Niall finished with a sigh, and Agarwen looked at him.
“You almost sound as if you loved her yourself,” she said, not quite smiling.
“No,” he said, taken up for a moment by the memory of her, “but I could have.”
With that he raised his sword, and they began their match. For about an hour they trained, with short rests in which they discussed the bout just concluded. Afterwards they left the fencing chamber, climbed down the central stairs, and headed towards the stables. Niall had an afternoon of lessons in horsemanship to teach, and Agarwen was leaving to spend several months among the Guardians of the Forest. Along the way they talked of little or nothing, as if drained of the need to say more, but it was not so: just before they arrived, Niall took Agarwen by the arm and gently pulled her aside.

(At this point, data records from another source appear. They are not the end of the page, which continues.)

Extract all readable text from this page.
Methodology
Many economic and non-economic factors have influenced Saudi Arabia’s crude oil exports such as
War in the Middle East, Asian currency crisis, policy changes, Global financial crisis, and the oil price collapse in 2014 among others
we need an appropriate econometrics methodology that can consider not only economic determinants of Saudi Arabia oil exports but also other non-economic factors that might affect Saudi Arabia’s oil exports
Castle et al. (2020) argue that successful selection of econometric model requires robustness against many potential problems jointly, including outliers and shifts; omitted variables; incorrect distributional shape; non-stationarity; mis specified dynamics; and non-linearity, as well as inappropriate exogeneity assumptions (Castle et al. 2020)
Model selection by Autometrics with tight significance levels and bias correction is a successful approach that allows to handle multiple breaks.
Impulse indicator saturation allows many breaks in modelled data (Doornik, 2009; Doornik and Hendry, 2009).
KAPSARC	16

“Agarwen, please remember that Arden and I have never discussed her. I don’t want to offend him. Despite what lies between us he has always been friendly to me, probably because he knows I have some sense of what he lost when he lost her.”
“I won’t say a word,” she responded.
“Thank you. I’ll make sure you know what the Council decides.”

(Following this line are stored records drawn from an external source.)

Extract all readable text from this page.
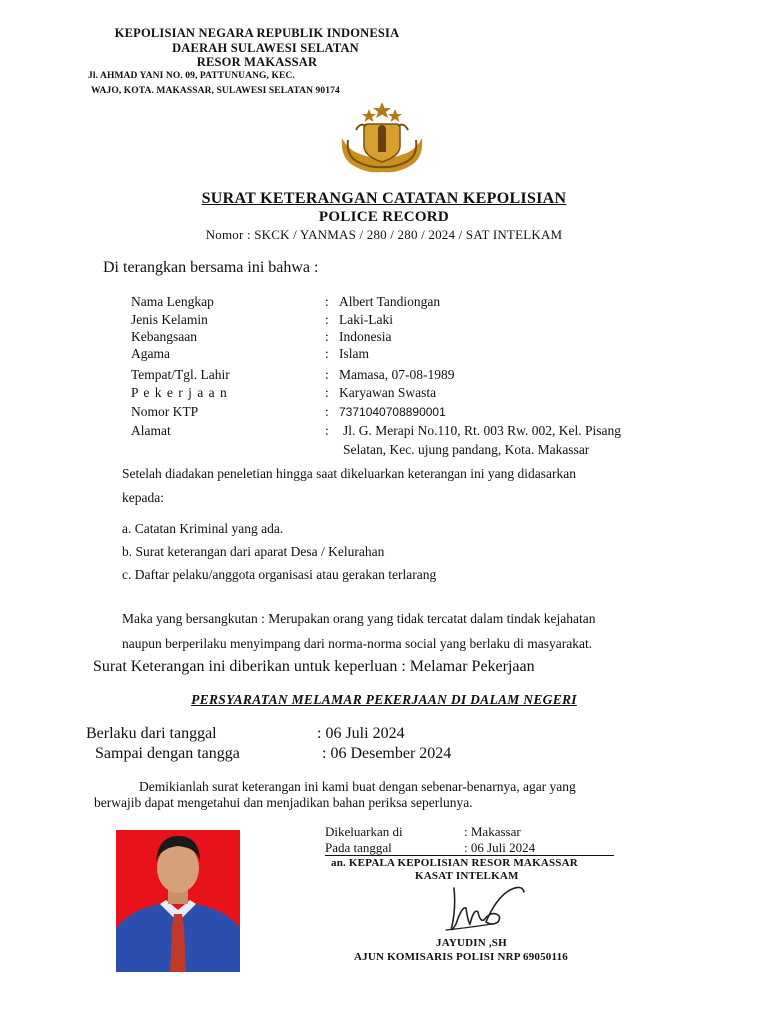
KEPOLISIAN NEGARA REPUBLIK INDONESIA
DAERAH SULAWESI SELATAN
RESOR MAKASSAR
Jl. AHMAD YANI NO. 09, PATTUNUANG, KEC.
WAJO, KOTA. MAKASSAR, SULAWESI SELATAN 90174
SURAT KETERANGAN CATATAN KEPOLISIAN
POLICE RECORD
Nomor : SKCK / YANMAS / 280 / 280 / 2024 / SAT INTELKAM
Di terangkan bersama ini bahwa :
Nama Lengkap	: Albert Tandiongan
Jenis Kelamin	: Laki-Laki
Kebangsaan	: Indonesia
Agama	: Islam
Tempat/Tgl. Lahir	: Mamasa, 07-08-1989
P e k e r j a a n	: Karyawan Swasta
Nomor KTP	: 7371040708890001
Alamat	: Jl. G. Merapi No.110, Rt. 003 Rw. 002, Kel. Pisang
Selatan, Kec. ujung pandang, Kota. Makassar
Setelah diadakan peneletian hingga saat dikeluarkan keterangan ini yang didasarkan
kepada:
a. Catatan Kriminal yang ada.
b. Surat keterangan dari aparat Desa / Kelurahan
c. Daftar pelaku/anggota organisasi atau gerakan terlarang
Maka yang bersangkutan : Merupakan orang yang tidak tercatat dalam tindak kejahatan
naupun berperilaku menyimpang dari norma-norma social yang berlaku di masyarakat.
Surat Keterangan ini diberikan untuk keperluan : Melamar Pekerjaan
PERSYARATAN MELAMAR PEKERJAAN DI DALAM NEGERI
Berlaku dari tanggal	: 06 Juli 2024
Sampai dengan tangga	: 06 Desember 2024
Demikianlah surat keterangan ini kami buat dengan sebenar-benarnya, agar yang
berwajib dapat mengetahui dan menjadikan bahan periksa seperlunya.
Dikeluarkan di	: Makassar
Pada tanggal	: 06 Juli 2024
an. KEPALA KEPOLISIAN RESOR MAKASSAR
KASAT INTELKAM
JAYUDIN ,SH
AJUN KOMISARIS POLISI NRP 69050116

“What do you think will happen?” she asked him quietly.
“I think the Masters will agree that it is time. If they do, I’ll volunteer to go with Arden and Evénn.”
“As will I. And if they do not?”
“Then I’ll go with them regardless,” said Niall. Seeing her surprise at his words, he continued. “Of course I cannot see how the Masters can disagree, now that the dragonslayer is here. But aside from all the other reasons for this, this quest, if you will, I believe I should be there. In a way I feel I owe it to Arden.”
“You’re full of surprises today, Niall,” she said with a smile, “but I think I understand you.”
“Then you have me at a disadvantage, Agarwen. Fare well.”
In the stable Agarwen found her horse, Bufo, kicking the stall door and tossing her head, eager to be gone. She saddled and bridled the mare, all the while soothing her with a gentle song. As she was checking the cinch one last time, a gruff, short bark behind her and the push of a nose in the back of her knee announced the arrival of Rana, her wolfhound. Agarwen turned, took the hound’s head in her hands, and kissed him between the eyes. A moment later she was in the saddle, and they were out of the stable, out of the yard, and trotting across the open Valley towards the gorge and the forest. Rana loped along beside them with his long, easy stride. Just a few days ago Agarwen had been looking forward to the start of her duties with the Guardians, but as she rode out she found she could think of little but Arden, and Sorrow, and other things that could not be.
For the rest of the day Niall met with his riding classes, then returned home to his wife, Lissana, and the small cottage they shared with their children under the eaves of the southern woods. Beside the fire, playing with the children, Niall thought about how different it was all supposed to be.